The Supreme Court Clinches Multiple Wins for
Liberty, by James Burling, 7/12/19
The just-ended Supreme Court term went
exceedingly well for individual liberty. From property rights to government
agencies to offensive words, there were triumphs for individual rights and a
pushback against the encroaching regulatory state.
Take property rights, for example. When
rural Scott Township, Pennsylvania, told the public it could trespass across
Rose Knick’s 90 acres of farmland to look for alleged graves, she could get no
relief out of state court. But, when she went to federal court arguing that the
town took an easement across her property, she was again rebuffed based on a
34-year-old Supreme Court precedent — Williamson County v. Hamilton Bank — which locks the federal courthouse
doors to landowners.
In other words, property rights were
the only right protected by the Constitution that
could not be protected in federal court. Represented pro bono by Pacific Legal
Foundation, Rose managed to get Williamson County overturned.

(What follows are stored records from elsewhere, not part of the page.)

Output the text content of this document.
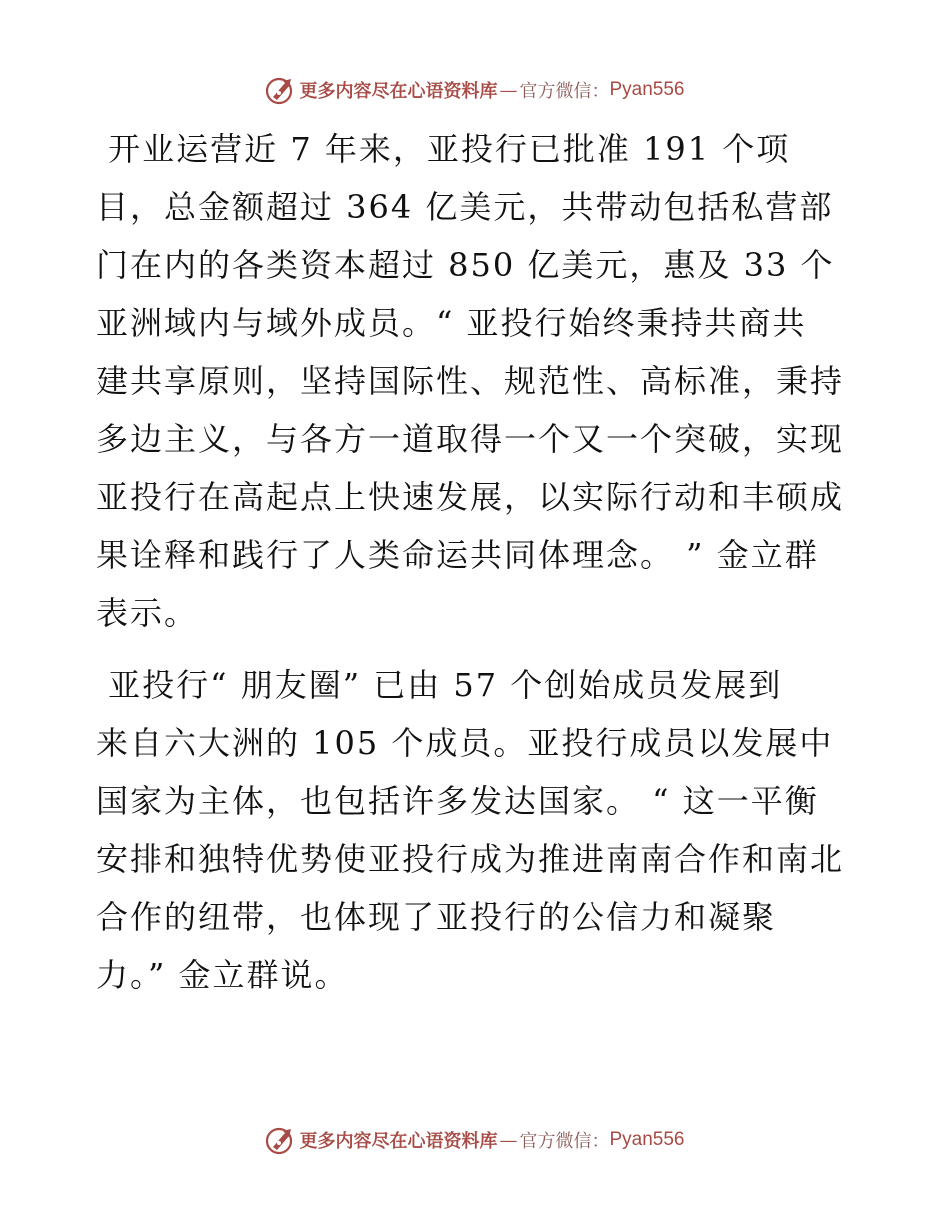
更多内容尽在心语资料库 — 官方微信： Pyan556
开业运营近 7 年来，亚投行已批准 191 个项
目，总金额超过 364 亿美元，共带动包括私营部
门在内的各类资本超过 850 亿美元，惠及 33 个
亚洲域内与域外成员。“ 亚投行始终秉持共商共
建共享原则，坚持国际性、规范性、高标准，秉持
多边主义，与各方一道取得一个又一个突破，实现
亚投行在高起点上快速发展，以实际行动和丰硕成
果诠释和践行了人类命运共同体理念。 ” 金立群
表示。
亚投行“ 朋友圈” 已由 57 个创始成员发展到
来自六大洲的 105 个成员。亚投行成员以发展中
国家为主体，也包括许多发达国家。 “ 这一平衡
安排和独特优势使亚投行成为推进南南合作和南北
合作的纽带，也体现了亚投行的公信力和凝聚
力。” 金立群说。
更多内容尽在心语资料库 — 官方微信： Pyan556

As the Supreme Court put it in Knick
v. Scott Township,
property rights are no longer the “poor relation” of constitutional rights.
Regulatory agencies were also in the
Court’s cross-hairs in Kisor v. Wilkie, a case asking whether courts should
always defer to what federal agencies say their regulations mean. In recent
years, a growing number of scholars, lawyers, and even judges have begun to
question the doctrine that says courts can’t second-guess what regulators say
that a law means or even what a regulation interpreting the law means.
James Kisor was a Vietnam War vet who
was in a dispute over some disability benefits he thought he was owed. He also
believed that the Veterans Administration regulations favored his case, but the
VA saw things differently. The VA proceeded to tell the Supreme Court that
under the deference doctrine, it was the VA’s way or the highway.
Justice Kagan, writing for the Court,
said in essence, “not so fast.” While deference may be appropriate in some
cases, it’s not appropriate in all. From now on, the justices held, the courts
must examine all the facts and circumstances before deciding to defer to an
agency’s judgment over what its regulations mean. While this wasn’t a complete
takedown of deference, it should prove to be a pretty effective body slam. Or,
as one justice put it, deference has been “zombified.”
Earlier in the term, the Court was
confronted by an absent-but-endangered gopher frog on a tree farm in Louisiana.
That is, the U.S. Fish & Wildlife Service designated this tree farm
as critical habitat for the frog, even though the frog didn’t live on the
property, hadn’t been seen near the property in a half-century, and would
likely die out if it were moved there. Facing $34 million in costs, the
landowners sued.
A unanimous court in Weyerhaeuser v. U.S. Fish & Wildlife Service easily rejected the government’s arguments, and held that
“critical habitat” has to contain habitat. And, if the frog can’t survive on
the land, then calling it critical habitat can’t be supported.
Lastly, the Court proved that you can trust it on matters of
free speech. First, when a private New York City cable operator decided to
police the content of its public access channel, a person denied a platform
sued, claiming a First Amendment violation. But the Constitution prevents
only government from
restricting speech, not private persons, newspapers, or cable companies. In a
decision that should have significant implications for the modern internet
era, the
Supreme Court affirmed that just because someone receives a
license to operate, doesn’t prevent it from deciding what to publish.
And in its final free speech case of the
term, the Court held in Iancu v. Brunetti that the federal government
couldn’t refuse a trademark to a fashion company with the brand and an acronym
that may be offensive to some but clever to others: “Friends U Can’t Trust.”
The bottom line, according to Justice Kagan’s opinion, was that the government
may not engage in viewpoint discrimination.
These decisions should be celebrated by
fans of liberty, and we should be encouraged that the Supreme Court looks
poised to protect individual liberty in the coming term as well.